A baby goat is called a kid.
Its father is called a billy goat or buck.
Its mother is called a nanny goat or doe.
Goats can live on hills and in hot places.
There are about 600 different breeds, or kinds, of goats. Some kinds of goats also live on farms. Goats were wild animals that were tamed thousands of years ago and became farm animals. There are still some kinds that are wild and live in mountains and other wild places.
Goats can live in places that are very hot and dry or hilly, where it is hard for other farm animals to live. Goats are farmed for wool, milk and meat.
What goats eat
Goats eat plants. Mostly they eat grass, but they also eat leaves. Farmers feed goats grass and hay because lots of that can be grown on the farm. Goats have a special digestive system because plants are hard to digest. They chew food twice. After they swallow food it goes to a special stomach where it becomes a mush called cud, which then comes back into the animal's mouth to be chewed again.
Goats have horns and a beard, and each foot has a hoof. Some have fur that is all one colour, but some kinds have two or three colours. They are intelligent and curious animals.
A doe, or nanny goat, mates with a buck or billy goat. About 150 days later one or two babies are born. A baby goat is called a kid. Kids drink milk from their mother's udders for about 6 months before they can eat like an adult goat.
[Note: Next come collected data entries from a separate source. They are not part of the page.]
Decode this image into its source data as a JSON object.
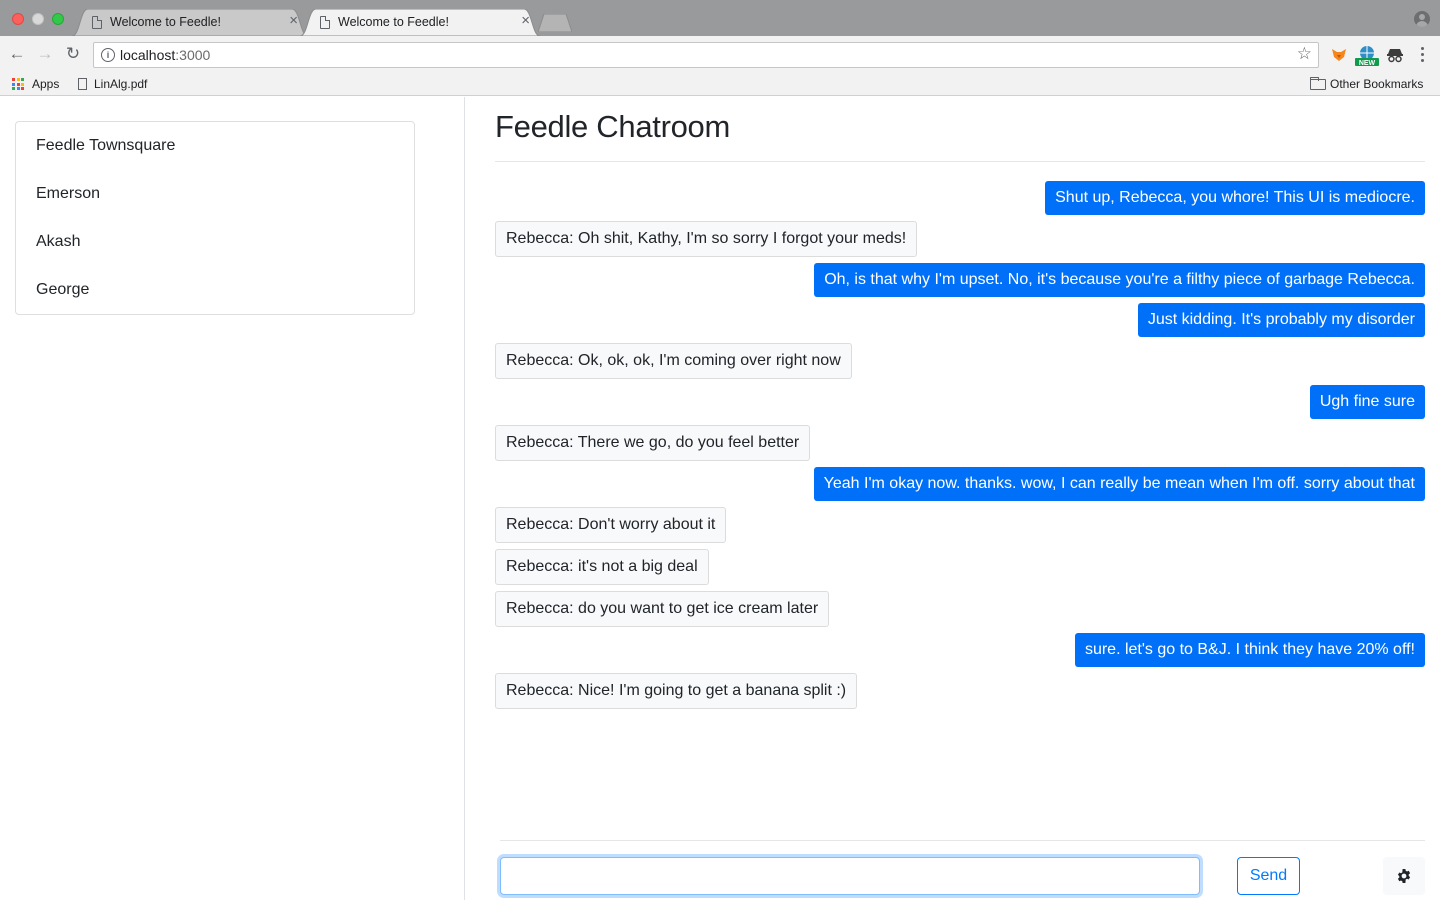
{
  "browser": {
    "tabs": [
      {
        "title": "Welcome to Feedle!",
        "active": false
      },
      {
        "title": "Welcome to Feedle!",
        "active": true
      }
    ],
    "url": {
      "host": "localhost",
      "port": ":3000"
    },
    "bookmarks": [
      {
        "label": "Apps",
        "icon": "apps-grid-icon"
      },
      {
        "label": "LinAlg.pdf",
        "icon": "document-icon"
      }
    ],
    "other_bookmarks": "Other Bookmarks",
    "extension_badge": "NEW"
  },
  "sidebar": {
    "rooms": [
      {
        "label": "Feedle Townsquare"
      },
      {
        "label": "Emerson"
      },
      {
        "label": "Akash"
      },
      {
        "label": "George"
      }
    ]
  },
  "chat": {
    "title": "Feedle Chatroom",
    "messages": [
      {
        "type": "sent",
        "text": "Shut up, Rebecca, you whore! This UI is mediocre."
      },
      {
        "type": "received",
        "text": "Rebecca: Oh shit, Kathy, I'm so sorry I forgot your meds!"
      },
      {
        "type": "sent",
        "text": "Oh, is that why I'm upset. No, it's because you're a filthy piece of garbage Rebecca."
      },
      {
        "type": "sent",
        "text": "Just kidding. It's probably my disorder"
      },
      {
        "type": "received",
        "text": "Rebecca: Ok, ok, ok, I'm coming over right now"
      },
      {
        "type": "sent",
        "text": "Ugh fine sure"
      },
      {
        "type": "received",
        "text": "Rebecca: There we go, do you feel better"
      },
      {
        "type": "sent",
        "text": "Yeah I'm okay now. thanks. wow, I can really be mean when I'm off. sorry about that"
      },
      {
        "type": "received",
        "text": "Rebecca: Don't worry about it"
      },
      {
        "type": "received",
        "text": "Rebecca: it's not a big deal"
      },
      {
        "type": "received",
        "text": "Rebecca: do you want to get ice cream later"
      },
      {
        "type": "sent",
        "text": "sure. let's go to B&J. I think they have 20% off!"
      },
      {
        "type": "received",
        "text": "Rebecca: Nice! I'm going to get a banana split :)"
      }
    ],
    "input": {
      "value": "",
      "placeholder": ""
    },
    "send_label": "Send",
    "settings_icon": "gear-icon"
  },
  "colors": {
    "sent_bubble": "#0070f8",
    "received_bubble": "#f8f9fa",
    "primary": "#007bff"
  }
}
We get meat from goats in the same way we get meat from cows and sheep: a goat is very quickly killed without pain, and then a butcher cuts up the meat for us to buy and cook. In some countries, goat meat is commonly eaten, but in other countries only a few special butchers sell goat meat.
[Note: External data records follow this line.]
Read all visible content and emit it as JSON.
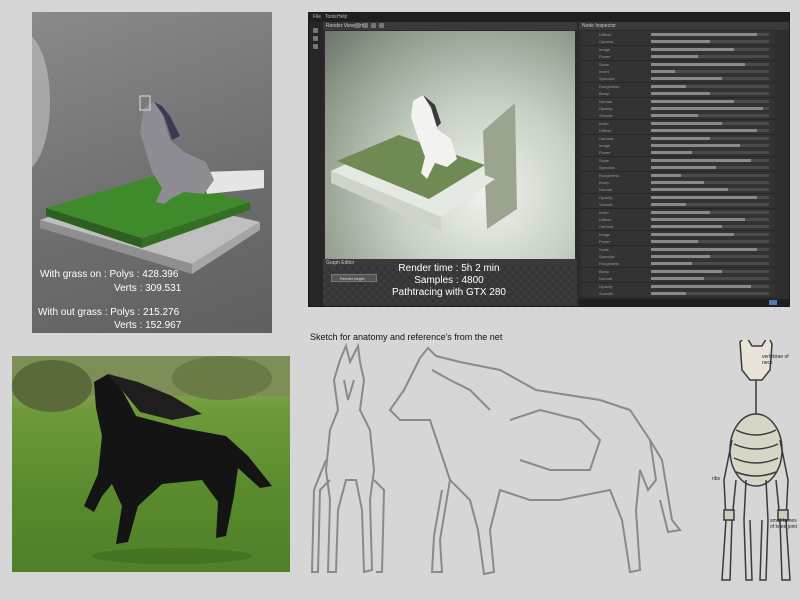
{
  "viewport_stats": {
    "with_grass_polys": "With grass on : Polys : 428.396",
    "with_grass_verts": "Verts : 309.531",
    "without_grass_polys": "With out grass : Polys : 215.276",
    "without_grass_verts": "Verts : 152.967"
  },
  "render_app": {
    "menu": [
      "File",
      "Tools",
      "Help"
    ],
    "viewer_title": "Render Viewport",
    "editor_title": "Node Inspector",
    "graph_title": "Graph Editor",
    "graph_node": "Render target",
    "render_time": "Render time : 5h 2 min",
    "samples": "Samples : 4800",
    "pathtracing": "Pathtracing with GTX 280",
    "editor_rows": [
      {
        "label": "Diffuse",
        "fill": 0.9
      },
      {
        "label": "Gamma",
        "fill": 0.5
      },
      {
        "label": "Image",
        "fill": 0.7
      },
      {
        "label": "Power",
        "fill": 0.4
      },
      {
        "label": "Scale",
        "fill": 0.8
      },
      {
        "label": "Invert",
        "fill": 0.2
      },
      {
        "label": "Specular",
        "fill": 0.6
      },
      {
        "label": "Roughness",
        "fill": 0.3
      },
      {
        "label": "Bump",
        "fill": 0.5
      },
      {
        "label": "Normal",
        "fill": 0.7
      },
      {
        "label": "Opacity",
        "fill": 0.95
      },
      {
        "label": "Smooth",
        "fill": 0.4
      },
      {
        "label": "Index",
        "fill": 0.6
      },
      {
        "label": "Diffuse",
        "fill": 0.9
      },
      {
        "label": "Gamma",
        "fill": 0.5
      },
      {
        "label": "Image",
        "fill": 0.75
      },
      {
        "label": "Power",
        "fill": 0.35
      },
      {
        "label": "Scale",
        "fill": 0.85
      },
      {
        "label": "Specular",
        "fill": 0.55
      },
      {
        "label": "Roughness",
        "fill": 0.25
      },
      {
        "label": "Bump",
        "fill": 0.45
      },
      {
        "label": "Normal",
        "fill": 0.65
      },
      {
        "label": "Opacity",
        "fill": 0.9
      },
      {
        "label": "Smooth",
        "fill": 0.3
      },
      {
        "label": "Index",
        "fill": 0.5
      },
      {
        "label": "Diffuse",
        "fill": 0.8
      },
      {
        "label": "Gamma",
        "fill": 0.6
      },
      {
        "label": "Image",
        "fill": 0.7
      },
      {
        "label": "Power",
        "fill": 0.4
      },
      {
        "label": "Scale",
        "fill": 0.9
      },
      {
        "label": "Specular",
        "fill": 0.5
      },
      {
        "label": "Roughness",
        "fill": 0.35
      },
      {
        "label": "Bump",
        "fill": 0.6
      },
      {
        "label": "Normal",
        "fill": 0.45
      },
      {
        "label": "Opacity",
        "fill": 0.85
      },
      {
        "label": "Smooth",
        "fill": 0.3
      }
    ]
  },
  "sketch_caption": "Sketch for anatomy and reference's from the net",
  "skeleton_labels": {
    "vertebrae": "vertebrae of neck",
    "ribs": "ribs",
    "small_bones": "small bones of knee joint"
  },
  "colors": {
    "background": "#d5d6d5",
    "app_bg": "#2a2a2a",
    "grass": "#3f8a2a",
    "sketch_line": "#8a8a8a"
  }
}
Goats have fur covering their bodies. Some kinds have long fur, some short and some curly. Goats have different coloured fur. The kind and colour of the fur is different for different kinds of goat. Fur keeps them warm in winter and cool in summer, it makes it hard for insects to bite their skin, and helps stop sticks and things like that from hurting their body. When the animal gets dirty, the dirt comes out of the fur easily.
Making cloth from a goat's wool
Goat's wool is cut twice a year. It is washed, dyed and spun into threads called yarn which can be knitted or woven into cloth. The long curly wool of angora (say ang-gaw-ruh) goats is made into fluffy mohair yarn.
The soft fur of the cashmere (say cash-me-uh) goats is made into fine soft wool yarn called cashmere. In spring, the hair is naturally shed, and is collected. It is washed and spun into fine yarns to be knitted, or woven to make a fine, warm fabric that is cut and sewn into garments such as coats, suits, trousers, wraps and blankets.
The word cashmere comes from the name of part of India where the goats originated, Kashmir. The fine wool was made originally into shawls, but around 1800, some shawls were taken to Paris and caused a sensation. The softness and lightness of a fabric that was so warm was new to Europeans at that time.
Some farms raise goats for dairy products. Many people who are allergic to cow's milk are able to drink goat's milk. Goat's milk is also made into cheese.
A doe or nanny goat has udders that fill with milk each day. An udder is like a bag with teats hanging from under her tummy. The farmer or person who owns the goat attaches a machine to the udders. The machine squeezes the teats gently and the milk comes out into a container.
Sometimes a goat can be milked by hand: the farmer puts a bucket under the udders and squeezes the teats, and the milk comes out and fills the bucket.